Remplacer un membre manquant par un membre artificiel nous apparaît un incontournable pour l’amputé qui veut recommencer à vivre normalement. Par contre, ce n’est pas automatiquement le scénario qui se présente. Une partie d’entre eux décideront ou se verront dans l’obligation de vivre sans prothèse.
Quand une personne récemment amputée de la jambe arrive en réadaptation, on évalue d’abord les forces et les faiblesses physiques du patient. On observe comment il se déplace, s’il est fort physiquement. «Même les capacités cognitives jouent un rôle dès le départ», expliquent Marie-Noëlle Roussin et Julie Paquette, ergothérapeutes à l’hôpital de réadaptation Villa-Medica (HRVM), situé à Montréal.

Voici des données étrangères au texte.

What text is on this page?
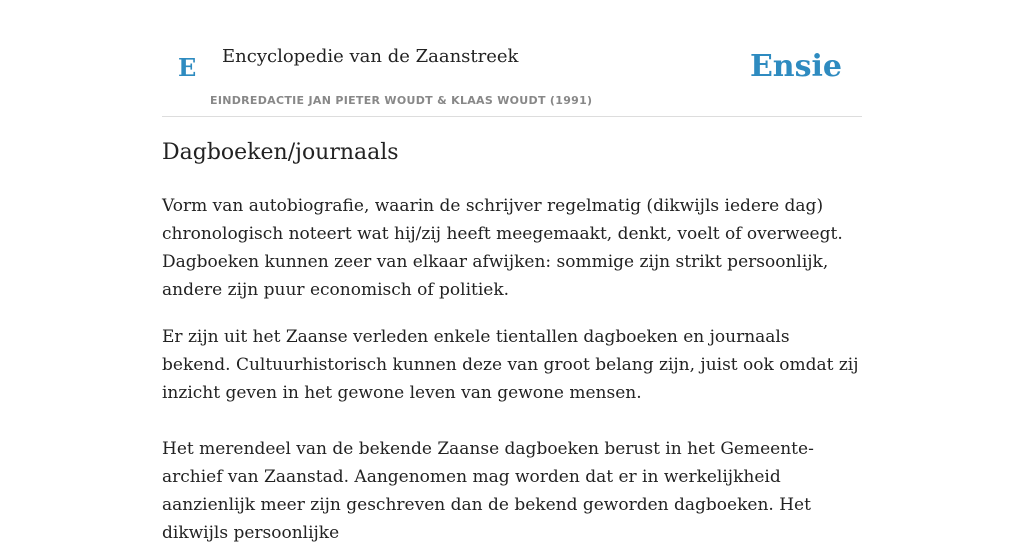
E Encyclopedie van de Zaanstreek	Ensie
EINDREDACTIE JAN PIETER WOUDT & KLAAS WOUDT (1991)
Dagboeken/journaals

Vorm van autobiografie, waarin de schrijver regelmatig (dikwijls iedere dag) chronologisch noteert wat hij/zij heeft meegemaakt, denkt, voelt of overweegt. Dagboeken kunnen zeer van elkaar afwijken: sommige zijn strikt persoonlijk, andere zijn puur economisch of politiek.

Er zijn uit het Zaanse verleden enkele tientallen dagboeken en journaals bekend. Cultuurhistorisch kunnen deze van groot belang zijn, juist ook omdat zij inzicht geven in het gewone leven van gewone mensen.

Het merendeel van de bekende Zaanse dagboeken berust in het Gemeente-archief van Zaanstad. Aangenomen mag worden dat er in werkelijkheid aanzienlijk meer zijn geschreven dan de bekend geworden dagboeken. Het dikwijls persoonlijke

Cet établissement reçoit en majorité des aînés dont l’amputation est souvent la conséquence de problèmes vasculaires engendrés par de mauvaises habitudes de vie. Ces patients sont les plus susceptibles d’avoir à se débrouiller sans membre artificiel, puisque leur corps entier est souvent en mauvais état.
Pour les handicapés qui ne peuvent pas porter la prothèse, la réadaptation est différente. La première étape consiste à déterminer un substitut à la jambe artificielle : béquilles, marchette ou fauteuil roulant. Puis, le domicile est adapté à l’option choisie, par exemple en installant des rampes à plusieurs endroits dans la maison, ou en déménageant dans un endroit plus sécuritaire.
Tout au long de la réadaptation, des experts conditionnent l’amputé à devenir le plus autonome possible. Les physiothérapeutes l’entraînent pour une meilleure condition du moignon. Ils renforcent le bout de jambe qui reste au patient ou le sensibilisent à avoir les bras plus forts pour ne pas se fatiguer lors de déplacements en chaise roulante. Les ergothérapeutes, eux, initient et habituent le patient aux activités de tous les jours: entrer dans leur voiture, utiliser les toilettes, prendre une douche, cuisiner sur le comptoir, etc.
Changer d’idée
Louis Bourassa, des Amputés de guerre, mentionne que ce sont les limites de la technologie qui parfois empêchent un amputé d’opter pour la prothèse. «Il existe des prothèses pour la hanche, mais elles sont encore inefficaces et peu confortables», donne-t-il en exemple.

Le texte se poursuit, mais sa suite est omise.